Rattanamol’s presentation will explore the history and current concerns around the exhibition of long duration political documentary or feature films in the gallery space. Through a history of important international exhibitions, including Documenta 11 in 2002 and a number of other biennials since then, Rattan traces the changing spaces of viewership and modes of viewing from the traditional ‘black box’/cinema house to the darkened ‘white cube’/art gallery. Important questions will be raised regarding the efficacy of such screenings, the accessibility of the commercial gallery (or independent contemporary art space), the need to record and utilise audience responses, the distribution networks for such films and the hostile relationship between political filmmakers and censors in India. The curator hopes to use this presentation and the ensuing discussion in shaping the nature of the curatorial experiment to be conducted at KHOJ at the end of the residency.


About the speakers

Akansha Rastogi

Akansha Rastogi is a Delhi-based researcher, working on Indian modern and contemporary art.
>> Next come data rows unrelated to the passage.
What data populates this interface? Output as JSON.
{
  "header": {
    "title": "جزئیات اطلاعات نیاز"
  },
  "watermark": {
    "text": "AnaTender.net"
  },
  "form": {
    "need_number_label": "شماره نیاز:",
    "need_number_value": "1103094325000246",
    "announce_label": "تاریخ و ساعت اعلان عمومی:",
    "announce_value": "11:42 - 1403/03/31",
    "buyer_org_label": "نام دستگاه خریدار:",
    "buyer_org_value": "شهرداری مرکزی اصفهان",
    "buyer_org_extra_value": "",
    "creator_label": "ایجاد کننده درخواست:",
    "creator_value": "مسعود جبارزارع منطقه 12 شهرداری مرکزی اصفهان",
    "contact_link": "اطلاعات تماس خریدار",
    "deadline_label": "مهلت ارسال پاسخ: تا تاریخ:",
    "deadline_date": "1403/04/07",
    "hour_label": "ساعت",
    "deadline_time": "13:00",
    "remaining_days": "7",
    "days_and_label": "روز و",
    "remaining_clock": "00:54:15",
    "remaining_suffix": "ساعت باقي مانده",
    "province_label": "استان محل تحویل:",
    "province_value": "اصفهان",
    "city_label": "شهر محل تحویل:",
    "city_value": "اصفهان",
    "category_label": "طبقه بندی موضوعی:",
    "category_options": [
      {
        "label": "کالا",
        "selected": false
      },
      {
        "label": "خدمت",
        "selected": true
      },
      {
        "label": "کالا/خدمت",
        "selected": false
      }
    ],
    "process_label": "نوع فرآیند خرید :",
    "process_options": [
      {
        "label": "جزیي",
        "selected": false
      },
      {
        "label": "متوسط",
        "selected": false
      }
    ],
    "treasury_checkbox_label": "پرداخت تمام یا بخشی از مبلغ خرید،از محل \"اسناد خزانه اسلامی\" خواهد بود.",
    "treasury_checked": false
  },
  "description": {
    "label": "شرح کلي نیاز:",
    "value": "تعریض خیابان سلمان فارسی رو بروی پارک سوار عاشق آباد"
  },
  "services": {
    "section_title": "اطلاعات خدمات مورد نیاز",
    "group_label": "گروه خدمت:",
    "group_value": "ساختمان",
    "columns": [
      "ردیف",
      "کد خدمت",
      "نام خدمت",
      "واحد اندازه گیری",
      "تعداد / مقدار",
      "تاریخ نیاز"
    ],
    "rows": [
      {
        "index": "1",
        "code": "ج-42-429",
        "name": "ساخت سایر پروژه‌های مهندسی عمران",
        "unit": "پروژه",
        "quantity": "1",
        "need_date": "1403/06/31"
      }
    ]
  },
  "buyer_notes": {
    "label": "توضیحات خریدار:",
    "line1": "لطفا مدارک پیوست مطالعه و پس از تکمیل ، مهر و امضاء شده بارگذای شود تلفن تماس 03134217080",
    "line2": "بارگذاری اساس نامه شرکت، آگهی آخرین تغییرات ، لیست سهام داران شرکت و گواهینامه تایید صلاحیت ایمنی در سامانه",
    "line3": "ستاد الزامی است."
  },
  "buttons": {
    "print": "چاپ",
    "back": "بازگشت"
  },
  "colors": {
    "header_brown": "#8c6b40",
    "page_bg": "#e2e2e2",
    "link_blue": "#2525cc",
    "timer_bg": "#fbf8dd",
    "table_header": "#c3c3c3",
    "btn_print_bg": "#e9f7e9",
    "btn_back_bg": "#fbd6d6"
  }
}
She is currently working with Kiran Nadar Museum of Art. Akansha has worked with Delhi Art Gallery on a major retrospective exhibition and publication on artist, and with Indian auction house and Collection – Osian’s Connoisseurs of Art. Akansha is part of a collective called ‘WALA’ .

Leon Tan

Dr Leon Tan is a historian and theorist of digital art and social media, with research interests in online artistic platforms, contemporary world art, copyright and globalization. He is also a psychoanalytic therapist (MBACP, UK) and founding member of the New Zealand Centre for Lacanian Analysis.

Rattanamol Singh Johal

Rattanamol Singh Johal is a graduate of the Macaulay Honors College of the City University of New York with double majors in Art History and Political Science. He has recently completed his postgraduate work at University of London’s Courtauld Institute where he studied the interplay of aesthetics and politics in globalized contemporary art.